I can't be in a church pew or stand at the Altar on a Sunday and watch the faith community to which I belong and within which I enjoy the blessing of acceptance and membership, struggle with financial realities and challenges while I give some of my first dollars to another cause. My commitment to supporting the proclamation of the Gospel comes from the first of my earnings while other charities, I'm afraid, get some of my last.
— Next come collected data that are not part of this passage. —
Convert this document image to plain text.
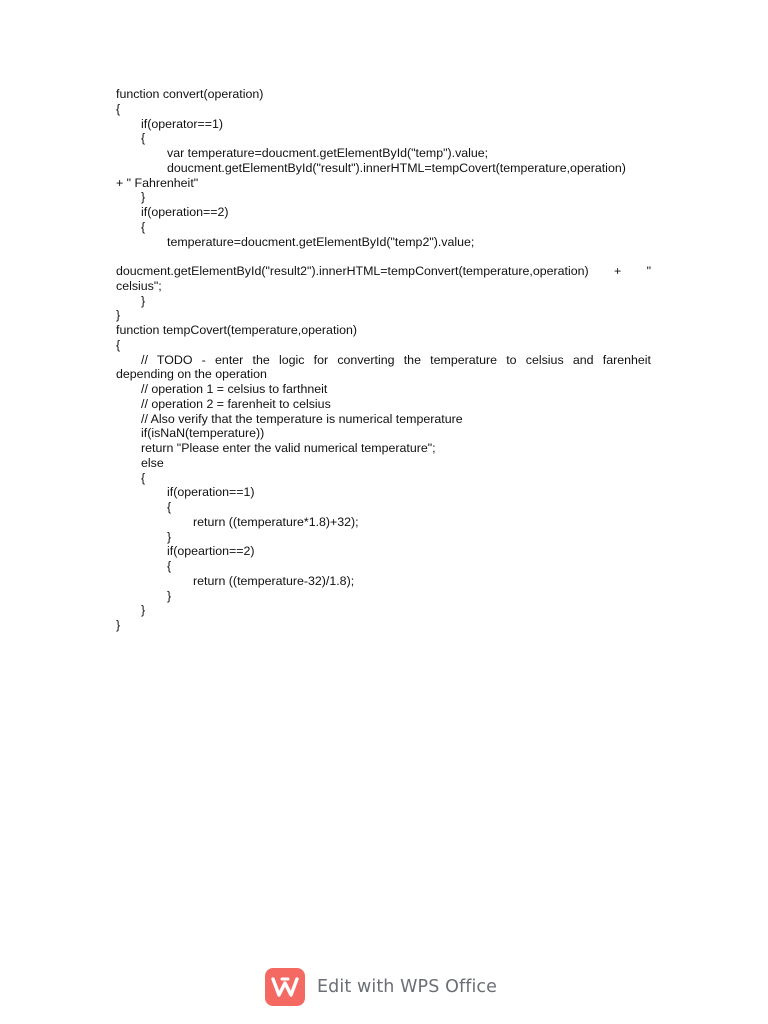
function convert(operation)
{
if(operator==1)
{
var temperature=doucment.getElementById("temp").value;
doucment.getElementById("result").innerHTML=tempCovert(temperature,operation)
+ " Fahrenheit"
}
if(operation==2)
{
temperature=doucment.getElementById("temp2").value;
doucment.getElementById("result2").innerHTML=tempConvert(temperature,operation) + "
celsius";
}
}
function tempCovert(temperature,operation)
{
// TODO - enter the logic for converting the temperature to celsius and farenheit
depending on the operation
// operation 1 = celsius to farthneit
// operation 2 = farenheit to celsius
// Also verify that the temperature is numerical temperature
if(isNaN(temperature))
return "Please enter the valid numerical temperature";
else
{
if(operation==1)
{
return ((temperature*1.8)+32);
}
if(opeartion==2)
{
return ((temperature-32)/1.8);
}
}
}
Edit with WPS Office
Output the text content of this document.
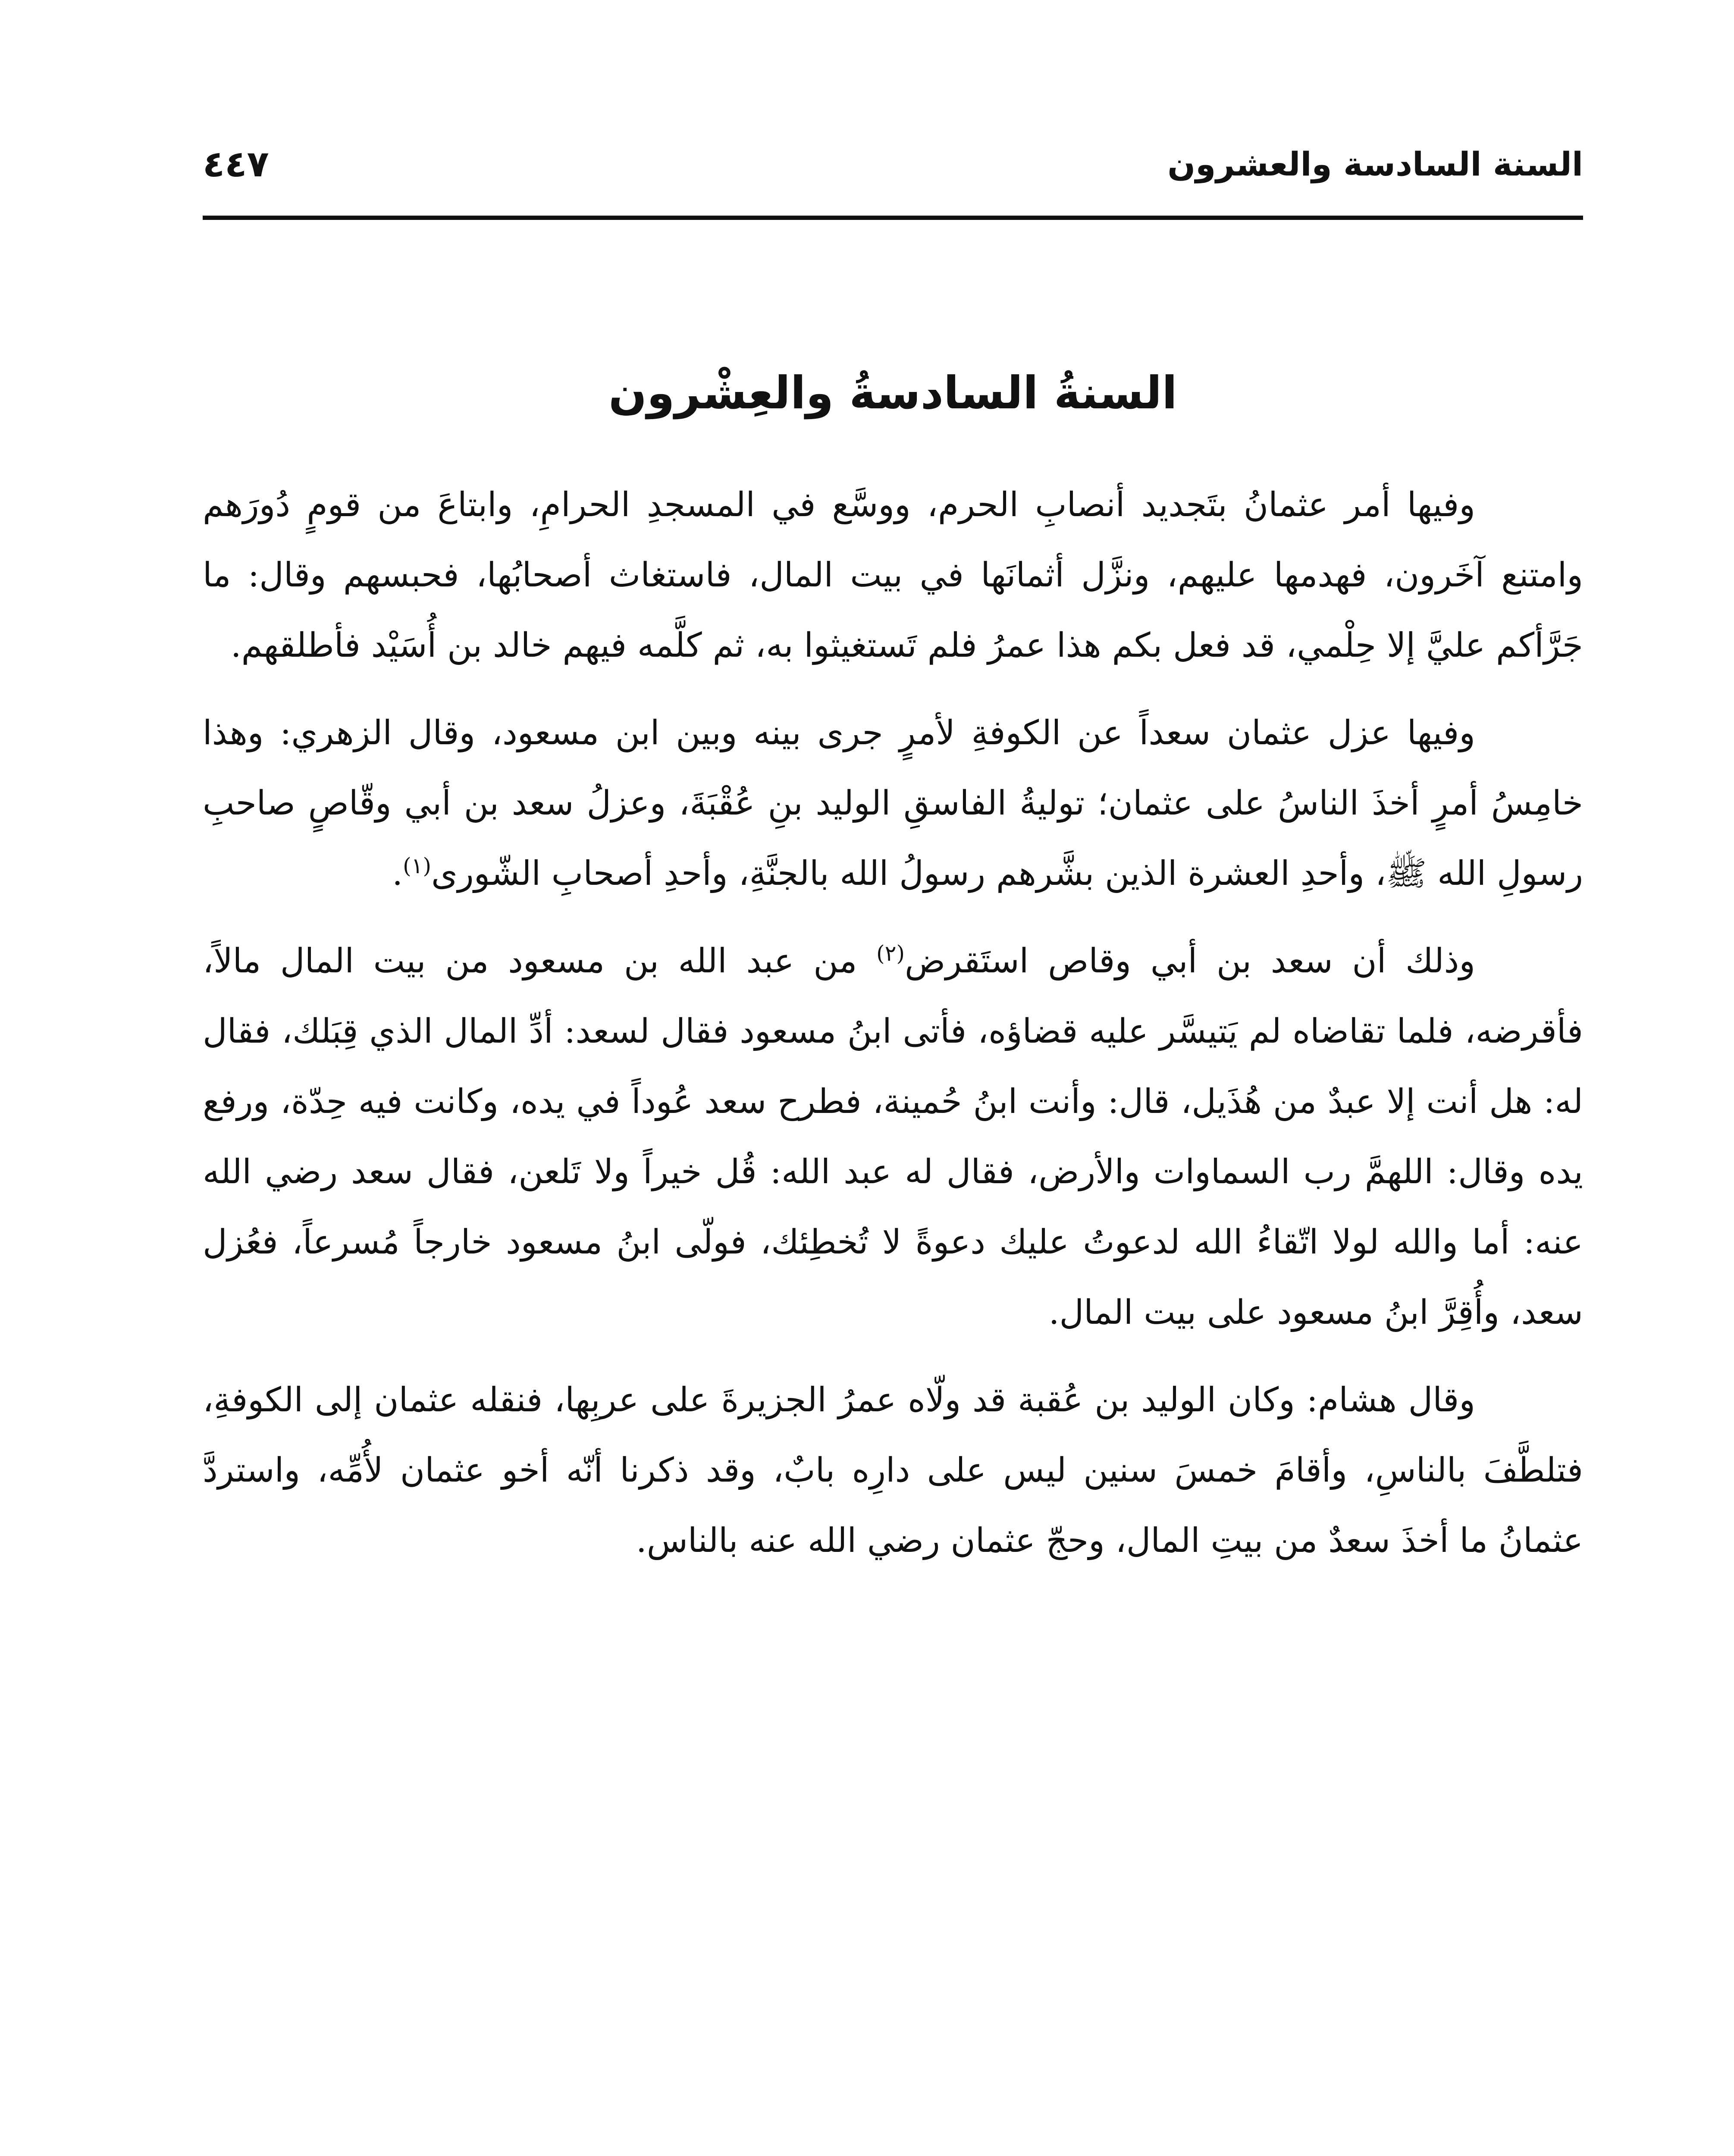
السنة السادسة والعشرون
٤٤٧
السنةُ السادسةُ والعِشْرون

وفيها أمر عثمانُ بتَجديد أنصابِ الحرم، ووسَّع في المسجدِ الحرامِ، وابتاعَ من قومٍ دُورَهم وامتنع آخَرون، فهدمها عليهم، ونزَّل أثمانَها في بيت المال، فاستغاث أصحابُها، فحبسهم وقال: ما جَرَّأكم عليَّ إلا حِلْمي، قد فعل بكم هذا عمرُ فلم تَستغيثوا به، ثم كلَّمه فيهم خالد بن أُسَيْد فأطلقهم.

وفيها عزل عثمان سعداً عن الكوفةِ لأمرٍ جرى بينه وبين ابن مسعود، وقال الزهري: وهذا خامِسُ أمرٍ أخذَ الناسُ على عثمان؛ توليةُ الفاسقِ الوليد بنِ عُقْبَةَ، وعزلُ سعد بن أبي وقّاصٍ صاحبِ رسولِ الله ﷺ، وأحدِ العشرة الذين بشَّرهم رسولُ الله بالجنَّةِ، وأحدِ أصحابِ الشّورى$^{(١)}$.

وذلك أن سعد بن أبي وقاص استَقرض$^{(٢)}$ من عبد الله بن مسعود من بيت المال مالاً، فأقرضه، فلما تقاضاه لم يَتيسَّر عليه قضاؤه، فأتى ابنُ مسعود فقال لسعد: أدِّ المال الذي قِبَلك، فقال له: هل أنت إلا عبدٌ من هُذَيل، قال: وأنت ابنُ حُمينة، فطرح سعد عُوداً في يده، وكانت فيه حِدّة، ورفع يده وقال: اللهمَّ رب السماوات والأرض، فقال له عبد الله: قُل خيراً ولا تَلعن، فقال سعد رضي الله عنه: أما والله لولا اتّقاءُ الله لدعوتُ عليك دعوةً لا تُخطِئك، فولّى ابنُ مسعود خارجاً مُسرعاً، فعُزل سعد، وأُقِرَّ ابنُ مسعود على بيت المال.

وقال هشام: وكان الوليد بن عُقبة قد ولّاه عمرُ الجزيرةَ على عربِها، فنقله عثمان إلى الكوفةِ، فتلطَّفَ بالناسِ، وأقامَ خمسَ سنين ليس على دارِه بابٌ، وقد ذكرنا أنّه أخو عثمان لأُمِّه، واستردَّ عثمانُ ما أخذَ سعدٌ من بيتِ المال، وحجّ عثمان رضي الله عنه بالناس.
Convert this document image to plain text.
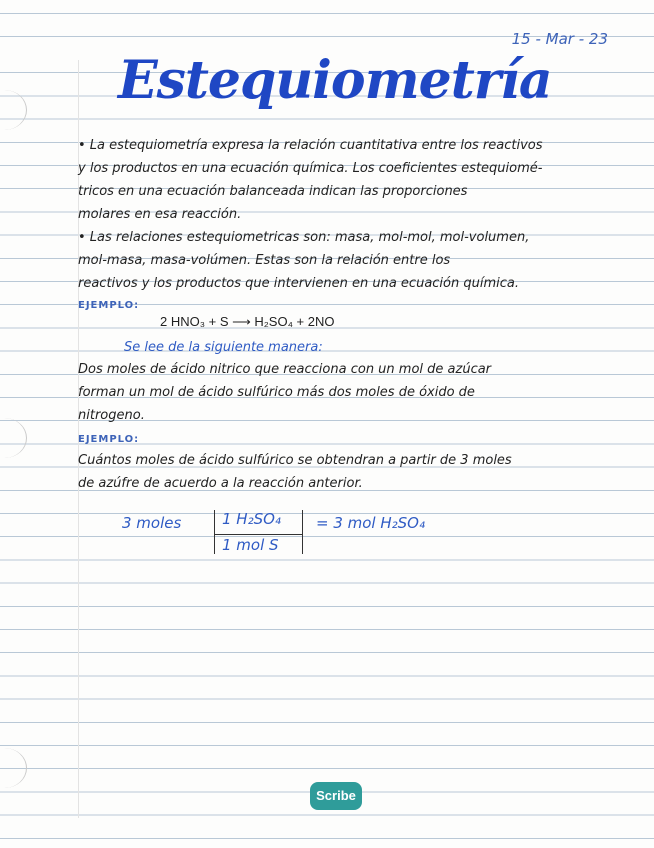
15 - Mar - 23
Estequiometría
• La estequiometría expresa la relación cuantitativa entre los reactivos
y los productos en una ecuación química. Los coeficientes estequiomé-
tricos en una ecuación balanceada indican las proporciones
molares en esa reacción.
• Las relaciones estequiometricas son: masa, mol-mol, mol-volumen,
mol-masa, masa-volúmen. Estas son la relación entre los
reactivos y los productos que intervienen en una ecuación química.
EJEMPLO:
2 HNO₃ + S ⟶ H₂SO₄ + 2NO
Se lee de la siguiente manera:
Dos moles de ácido nitrico que reacciona con un mol de azúcar
forman un mol de ácido sulfúrico más dos moles de óxido de
nitrogeno.
EJEMPLO:
Cuántos moles de ácido sulfúrico se obtendran a partir de 3 moles
de azúfre de acuerdo a la reacción anterior.
3 moles	1 H₂SO₄
1 mol S
= 3 mol H₂SO₄
Scribe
Its interesting, though, how I always seem to have some for them too.
Does my church giving matter a hoot to my eternal salvation? I don't think so. If I had to buy myself into the good graces of God, I couldn’t begin to afford it. One-tenth plus, however, is a small price in recognition and thanksgiving for the mountain of blessings I enjoy – a healthy number I experience by way of walking the journey of faith, shoulder to shoulder, laugh to laugh and tear to tear, with others also called to be among the ranks of the baptized.
Am I bragging? No way. I could do much more ... but often don't, and I'm seldom very pleased about that. I am convinced that we all need not be ashamed of witnessing to what good is done for God and for others. We need desperately to share the priorities we hold dear. And maybe that's what its really all about? The financial stresses and strains we experience as members of the Body of Christ, the Church would not exist at all if we just got to it, and take a step toward giving sincere and honest witness and encouragement to one another about the what and why of what we do. It's not up to me to recommend, or even suggest for that matter, what someone else should do. The best I can do is share what I do and rest assured it makes a difference.